Thursday, January 29, 2009

Global Worries Over U.S. Stimulus Spending


With the Davos World Economic Forum taking place this week, economists from around the world are starting to ask tough questions from the U.S. government about its plans to finance the Obama administration's trillion-dollar stimulus package, according to this article in the NYT.

Indeed, leaders from developing countries such as Mr Ernesto Zedillo, the former president of Mexico, are becoming concerned that their own borrowing needs may soon be drowned in the coming flood of new U.S. Treasury bonds to be emitted by the Obama administration to pay for its stimulus package.

Moreover, there is concern around the world that the value of the dollar might collapse against other currencies, driving both interest rates and inflation up in other countries. And foreign leaders are questioning exactly how Mr Obama intends to pay for all this debt in the long term. To quote the article,

The stimulus was approved Wednesday by the House without Republican support, and could grow larger — mostly likely with additional tax cuts — to attract a bipartisan coalition.

American officials maintain they are aware of the challenge. A top White House adviser, Valerie Jarrett, promised in Davos on Thursday that once the stimulus plan achieved its intended affect, the United States would “restore fiscal responsibility and return to a sustainable economic path.”

Ms. Jarrett, a confidante of both President Obama and his wife, Michelle, is the highest-ranking administration official at Davos.

To be sure, Congress and the White House will ultimately need to refill the government’s coffers, but how they might do that is barely on the radar screen in Washington at this point.

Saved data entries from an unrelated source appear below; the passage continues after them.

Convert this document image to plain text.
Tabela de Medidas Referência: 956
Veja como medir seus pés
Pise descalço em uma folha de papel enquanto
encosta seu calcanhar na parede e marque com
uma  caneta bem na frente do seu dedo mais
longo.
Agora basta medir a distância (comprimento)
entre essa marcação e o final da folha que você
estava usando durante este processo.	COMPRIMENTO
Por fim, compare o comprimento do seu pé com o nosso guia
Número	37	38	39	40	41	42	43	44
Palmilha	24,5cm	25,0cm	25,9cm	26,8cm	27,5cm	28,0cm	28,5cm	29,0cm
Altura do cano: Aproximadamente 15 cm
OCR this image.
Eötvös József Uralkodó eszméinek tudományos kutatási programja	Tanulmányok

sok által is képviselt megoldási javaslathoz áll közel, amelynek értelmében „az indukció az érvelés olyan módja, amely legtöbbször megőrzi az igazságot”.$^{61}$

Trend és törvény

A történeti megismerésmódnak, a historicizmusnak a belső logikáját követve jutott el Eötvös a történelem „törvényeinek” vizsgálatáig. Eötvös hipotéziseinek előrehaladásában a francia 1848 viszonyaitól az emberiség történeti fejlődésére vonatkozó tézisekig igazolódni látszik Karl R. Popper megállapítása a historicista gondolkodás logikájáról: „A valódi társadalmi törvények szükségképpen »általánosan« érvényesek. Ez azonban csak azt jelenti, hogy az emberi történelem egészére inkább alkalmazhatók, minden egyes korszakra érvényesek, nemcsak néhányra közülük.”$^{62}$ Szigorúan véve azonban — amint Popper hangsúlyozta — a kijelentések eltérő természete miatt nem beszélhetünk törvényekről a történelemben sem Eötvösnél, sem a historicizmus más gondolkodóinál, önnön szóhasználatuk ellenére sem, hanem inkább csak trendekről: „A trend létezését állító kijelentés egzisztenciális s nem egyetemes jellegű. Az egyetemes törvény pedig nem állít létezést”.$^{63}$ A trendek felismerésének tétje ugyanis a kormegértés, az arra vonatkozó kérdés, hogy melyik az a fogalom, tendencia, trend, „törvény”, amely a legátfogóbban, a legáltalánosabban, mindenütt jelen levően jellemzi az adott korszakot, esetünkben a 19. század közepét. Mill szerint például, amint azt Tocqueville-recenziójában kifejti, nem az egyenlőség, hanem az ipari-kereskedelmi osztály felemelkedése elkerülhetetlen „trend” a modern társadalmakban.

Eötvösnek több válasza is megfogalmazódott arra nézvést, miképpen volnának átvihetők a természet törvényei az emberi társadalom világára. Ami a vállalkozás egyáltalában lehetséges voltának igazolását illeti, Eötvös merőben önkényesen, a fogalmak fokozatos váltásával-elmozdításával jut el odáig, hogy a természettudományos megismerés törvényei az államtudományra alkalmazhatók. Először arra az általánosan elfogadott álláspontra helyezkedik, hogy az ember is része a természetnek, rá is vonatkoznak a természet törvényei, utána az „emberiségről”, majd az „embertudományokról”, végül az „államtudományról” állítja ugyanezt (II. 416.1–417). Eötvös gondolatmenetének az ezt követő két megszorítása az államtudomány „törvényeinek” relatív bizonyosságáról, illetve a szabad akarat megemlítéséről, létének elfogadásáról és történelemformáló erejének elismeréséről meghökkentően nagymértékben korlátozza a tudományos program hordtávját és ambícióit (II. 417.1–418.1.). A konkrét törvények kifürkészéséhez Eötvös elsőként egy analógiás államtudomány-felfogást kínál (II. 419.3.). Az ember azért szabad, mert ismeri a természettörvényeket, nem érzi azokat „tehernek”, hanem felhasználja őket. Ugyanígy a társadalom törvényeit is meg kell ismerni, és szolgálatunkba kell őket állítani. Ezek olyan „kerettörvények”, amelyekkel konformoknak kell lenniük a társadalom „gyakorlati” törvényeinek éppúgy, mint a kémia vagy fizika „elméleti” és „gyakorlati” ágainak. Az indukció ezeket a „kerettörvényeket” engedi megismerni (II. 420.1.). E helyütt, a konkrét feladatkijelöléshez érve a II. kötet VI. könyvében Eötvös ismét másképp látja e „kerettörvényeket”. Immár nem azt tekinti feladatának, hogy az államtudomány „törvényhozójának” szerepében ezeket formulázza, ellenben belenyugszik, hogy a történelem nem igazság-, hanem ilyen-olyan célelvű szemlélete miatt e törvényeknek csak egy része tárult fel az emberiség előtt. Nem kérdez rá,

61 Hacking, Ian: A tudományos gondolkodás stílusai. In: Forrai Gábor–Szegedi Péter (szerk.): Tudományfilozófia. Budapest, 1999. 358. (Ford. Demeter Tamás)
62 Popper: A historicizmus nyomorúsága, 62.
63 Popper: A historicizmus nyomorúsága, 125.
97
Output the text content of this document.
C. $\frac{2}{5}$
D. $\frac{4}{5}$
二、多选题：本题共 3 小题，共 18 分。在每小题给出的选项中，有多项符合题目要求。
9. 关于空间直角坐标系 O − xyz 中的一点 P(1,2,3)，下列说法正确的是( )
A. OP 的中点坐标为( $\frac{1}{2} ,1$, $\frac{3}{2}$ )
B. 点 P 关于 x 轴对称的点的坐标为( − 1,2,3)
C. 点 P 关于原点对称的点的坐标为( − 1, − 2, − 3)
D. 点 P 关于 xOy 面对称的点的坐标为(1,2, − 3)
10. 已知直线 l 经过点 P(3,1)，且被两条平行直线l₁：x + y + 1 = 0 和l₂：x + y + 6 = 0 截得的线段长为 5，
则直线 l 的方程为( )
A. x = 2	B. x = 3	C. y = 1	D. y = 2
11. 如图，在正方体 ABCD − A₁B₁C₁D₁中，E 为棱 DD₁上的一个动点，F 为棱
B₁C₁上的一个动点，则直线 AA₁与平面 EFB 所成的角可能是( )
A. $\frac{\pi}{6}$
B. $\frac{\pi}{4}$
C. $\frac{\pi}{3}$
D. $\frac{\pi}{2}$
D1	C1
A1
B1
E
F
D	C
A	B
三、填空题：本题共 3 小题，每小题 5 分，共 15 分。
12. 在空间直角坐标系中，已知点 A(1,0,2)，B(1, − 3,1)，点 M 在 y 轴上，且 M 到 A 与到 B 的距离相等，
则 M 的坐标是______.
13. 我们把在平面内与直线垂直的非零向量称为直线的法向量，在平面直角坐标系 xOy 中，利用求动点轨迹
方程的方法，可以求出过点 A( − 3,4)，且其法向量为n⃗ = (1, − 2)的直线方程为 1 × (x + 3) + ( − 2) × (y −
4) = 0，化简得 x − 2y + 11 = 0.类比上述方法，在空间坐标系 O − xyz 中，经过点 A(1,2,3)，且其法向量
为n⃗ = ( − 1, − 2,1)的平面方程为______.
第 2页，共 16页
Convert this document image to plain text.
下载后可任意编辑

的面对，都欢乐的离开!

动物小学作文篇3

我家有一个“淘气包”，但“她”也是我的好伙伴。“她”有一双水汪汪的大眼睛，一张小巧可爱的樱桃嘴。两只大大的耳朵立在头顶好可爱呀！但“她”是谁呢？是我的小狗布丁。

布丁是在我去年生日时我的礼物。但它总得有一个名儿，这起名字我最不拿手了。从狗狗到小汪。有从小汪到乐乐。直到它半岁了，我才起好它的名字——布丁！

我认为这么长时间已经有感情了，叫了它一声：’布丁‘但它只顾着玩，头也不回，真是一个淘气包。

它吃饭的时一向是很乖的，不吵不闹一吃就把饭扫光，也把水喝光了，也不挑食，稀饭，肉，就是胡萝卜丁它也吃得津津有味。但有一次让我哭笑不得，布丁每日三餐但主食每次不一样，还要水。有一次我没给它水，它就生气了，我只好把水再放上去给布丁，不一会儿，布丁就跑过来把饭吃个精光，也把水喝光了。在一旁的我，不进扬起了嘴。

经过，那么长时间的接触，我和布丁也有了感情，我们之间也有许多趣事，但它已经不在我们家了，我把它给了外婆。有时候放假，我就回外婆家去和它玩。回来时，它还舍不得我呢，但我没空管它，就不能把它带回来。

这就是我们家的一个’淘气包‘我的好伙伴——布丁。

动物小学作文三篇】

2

For all the funny caricatures of George Bush I've been posting on this blog, I'm actually starting to miss Mr Bush... always the skeptic, I've long stopped believing Mr Obama will do any better at this point. And at least George Bush was a great subject for caricaturists such as Steve Bell and KAL. Whereas Mr Obama's inauguration party may be shortly followed by a serious economic hangover that may not inspire many a good laugh-even from cartoonists.